GPU Resource
Starting in HxMap 4.5, certain jobs require a GPU resource in order to run. Workflow Manager will write the job ad requiring the GPU resources in the HTCondor submit description (.sub) file automatically. The Cluster nodes need to be configured correctly in order to advertise the corresponding machine resource and match the job.
Node Configuration
Following parameters need to be added to the condor configuration on the compute node.
## This node has GPUs
use feature : GPUs
This will advertise each discrete GPU in the machine as a GPU resource available via HTCondor.

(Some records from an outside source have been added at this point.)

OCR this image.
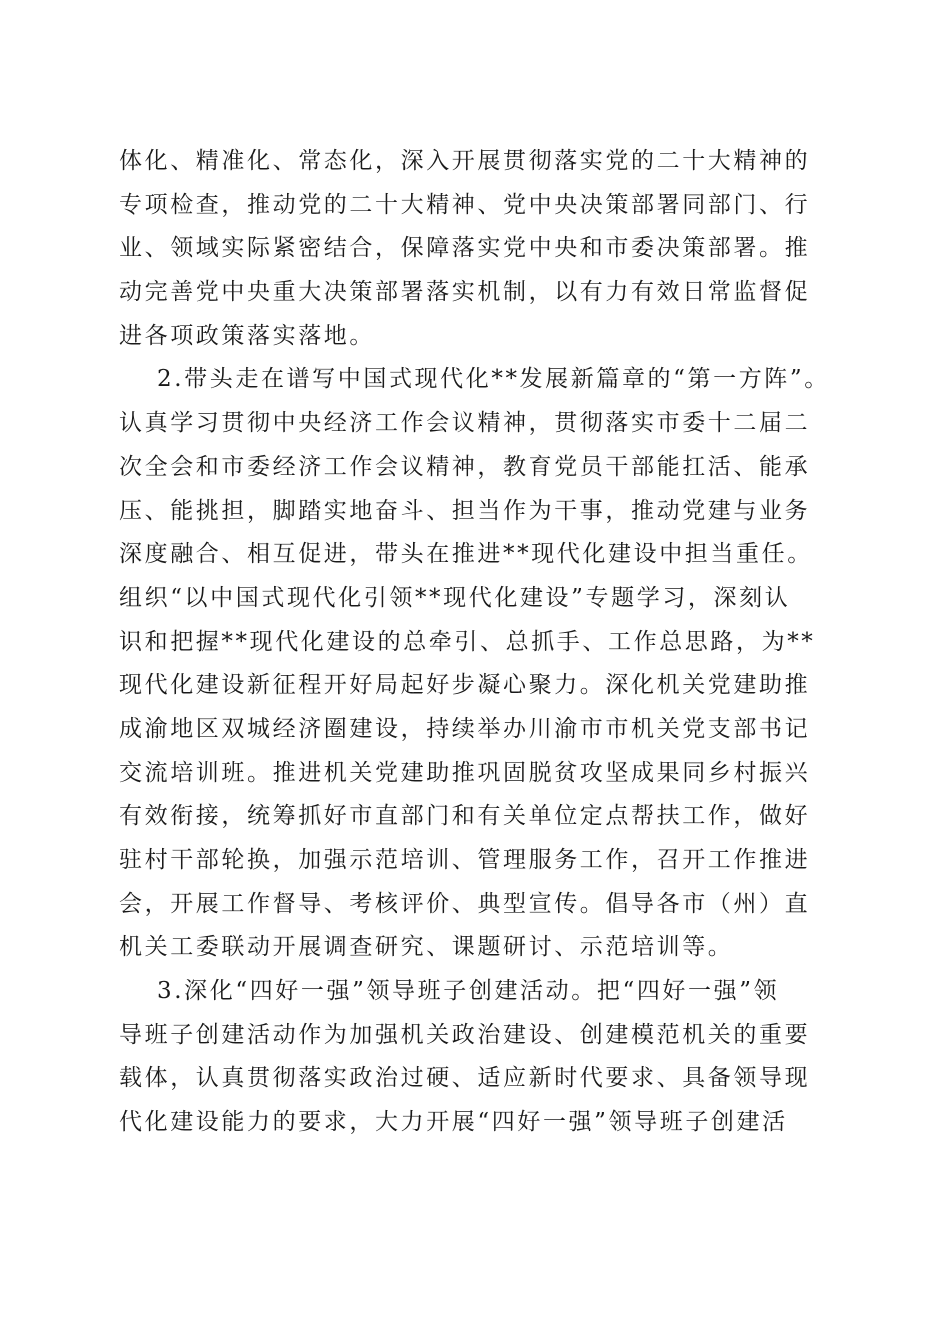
体化、精准化、常态化，深入开展贯彻落实党的二十大精神的
专项检查，推动党的二十大精神、党中央决策部署同部门、行
业、领域实际紧密结合，保障落实党中央和市委决策部署。推
动完善党中央重大决策部署落实机制，以有力有效日常监督促
进各项政策落实落地。
2.带头走在谱写中国式现代化**发展新篇章的“第一方阵”。
认真学习贯彻中央经济工作会议精神，贯彻落实市委十二届二
次全会和市委经济工作会议精神，教育党员干部能扛活、能承
压、能挑担，脚踏实地奋斗、担当作为干事，推动党建与业务
深度融合、相互促进，带头在推进**现代化建设中担当重任。
组织“以中国式现代化引领**现代化建设”专题学习，深刻认
识和把握**现代化建设的总牵引、总抓手、工作总思路，为**
现代化建设新征程开好局起好步凝心聚力。深化机关党建助推
成渝地区双城经济圈建设，持续举办川渝市市机关党支部书记
交流培训班。推进机关党建助推巩固脱贫攻坚成果同乡村振兴
有效衔接，统筹抓好市直部门和有关单位定点帮扶工作，做好
驻村干部轮换，加强示范培训、管理服务工作，召开工作推进
会，开展工作督导、考核评价、典型宣传。倡导各市（州）直
机关工委联动开展调查研究、课题研讨、示范培训等。
3.深化“四好一强”领导班子创建活动。把“四好一强”领
导班子创建活动作为加强机关政治建设、创建模范机关的重要
载体，认真贯彻落实政治过硬、适应新时代要求、具备领导现
代化建设能力的要求，大力开展“四好一强”领导班子创建活
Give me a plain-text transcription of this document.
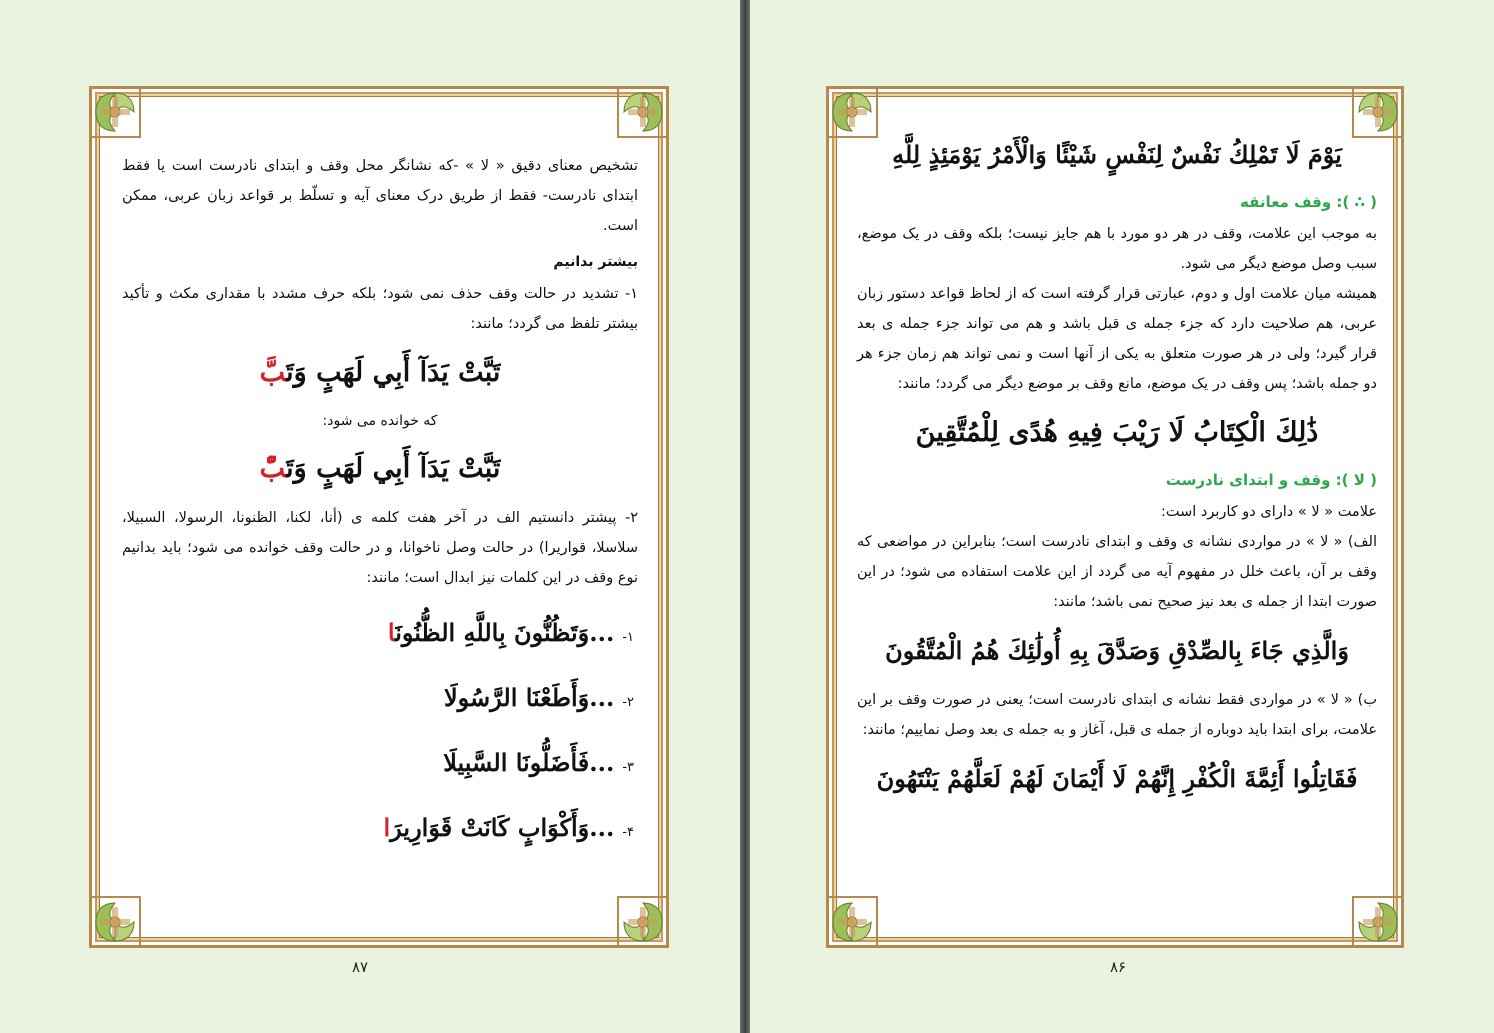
تشخیص معنای دقیق « لا » -که نشانگر محل وقف و ابتدای نادرست است یا فقط ابتدای نادرست- فقط از طریق درک معنای آیه و تسلّط بر قواعد زبان عربی، ممکن است.

بیشتر بدانیم

۱- تشدید در حالت وقف حذف نمی شود؛ بلکه حرف مشدد با مقداری مکث و تأکید بیشتر تلفظ می گردد؛ مانند:

تَبَّتْ يَدَآ أَبِي لَهَبٍ وَتَبَّ
که خوانده می شود:
تَبَّتْ يَدَآ أَبِي لَهَبٍ وَتَبّْ

۲- پیشتر دانستیم الف در آخر هفت کلمه ی (أنا، لکنا، الظنونا، الرسولا، السبیلا، سلاسلا، قواریرا) در حالت وصل ناخوانا، و در حالت وقف خوانده می شود؛ باید بدانیم نوع وقف در این کلمات نیز ابدال است؛ مانند:

۱-...وَتَظُنُّونَ بِاللَّهِ الظُّنُونَا
۲-...وَأَطَعْنَا الرَّسُولَ
۳-...فَأَضَلُّونَا السَّبِيلَ
۴-...وَأَكْوَابٍ كَانَتْ قَوَارِيرَا
۸۷
يَوْمَ لَا تَمْلِكُ نَفْسٌ لِنَفْسٍ شَيْئًا وَالْأَمْرُ يَوْمَئِذٍ لِلَّهِ
( ∴ ): وقف معانقه

به موجب این علامت، وقف در هر دو مورد با هم جایز نیست؛ بلکه وقف در یک موضع، سبب وصل موضع دیگر می شود.

همیشه میان علامت اول و دوم، عبارتی قرار گرفته است که از لحاظ قواعد دستور زبان عربی، هم صلاحیت دارد که جزء جمله ی قبل باشد و هم می تواند جزء جمله ی بعد قرار گیرد؛ ولی در هر صورت متعلق به یکی از آنها است و نمی تواند هم زمان جزء هر دو جمله باشد؛ پس وقف در یک موضع، مانع وقف بر موضع دیگر می گردد؛ مانند:

ذَٰلِكَ الْكِتَابُ لَا رَيْبَ فِيهِ هُدًى لِلْمُتَّقِينَ
( لا ): وقف و ابتدای نادرست

علامت « لا » دارای دو کاربرد است:

الف) « لا » در مواردی نشانه ی وقف و ابتدای نادرست است؛ بنابراین در مواضعی که وقف بر آن، باعث خلل در مفهوم آیه می گردد از این علامت استفاده می شود؛ در این صورت ابتدا از جمله ی بعد نیز صحیح نمی باشد؛ مانند:

وَالَّذِي جَاءَ بِالصِّدْقِ وَصَدَّقَ بِهِ أُولَٰئِكَ هُمُ الْمُتَّقُونَ

ب) « لا » در مواردی فقط نشانه ی ابتدای نادرست است؛ یعنی در صورت وقف بر این علامت، برای ابتدا باید دوباره از جمله ی قبل، آغاز و به جمله ی بعد وصل نماییم؛ مانند:

فَقَاتِلُوا أَئِمَّةَ الْكُفْرِ إِنَّهُمْ لَا أَيْمَانَ لَهُمْ لَعَلَّهُمْ يَنْتَهُونَ
۸۶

If the machine is configured with static slots add the GPU to the slot definition.
SLOT_TYPE_1 = CPUS=100%,GPUS=1
NUM_SLOTS_TYPE_1 = 1
The number of discrete GPU in the machine must be equal too or less than the number of slots advertised with GPU. It is possible to define slots with and without GPU on the same machine.
It can be helpful for testing to only allow the node to match jobs requesting GPU. This configuration may also be useful for production if purpose built machines are added with dedicated GPU resource.
## A node can only run jobs requesting GPU
START = (RequestGPUs > 0)
Configuration Test
Simple test described in Verifying your HTCondor installation can be adapted to verify the GPU job matching.
test.sub
# GPU requirements
request_GPUs = 1
require_gpus = Capability >= 6.1
The job should match to the nodes advertising the GPU resource.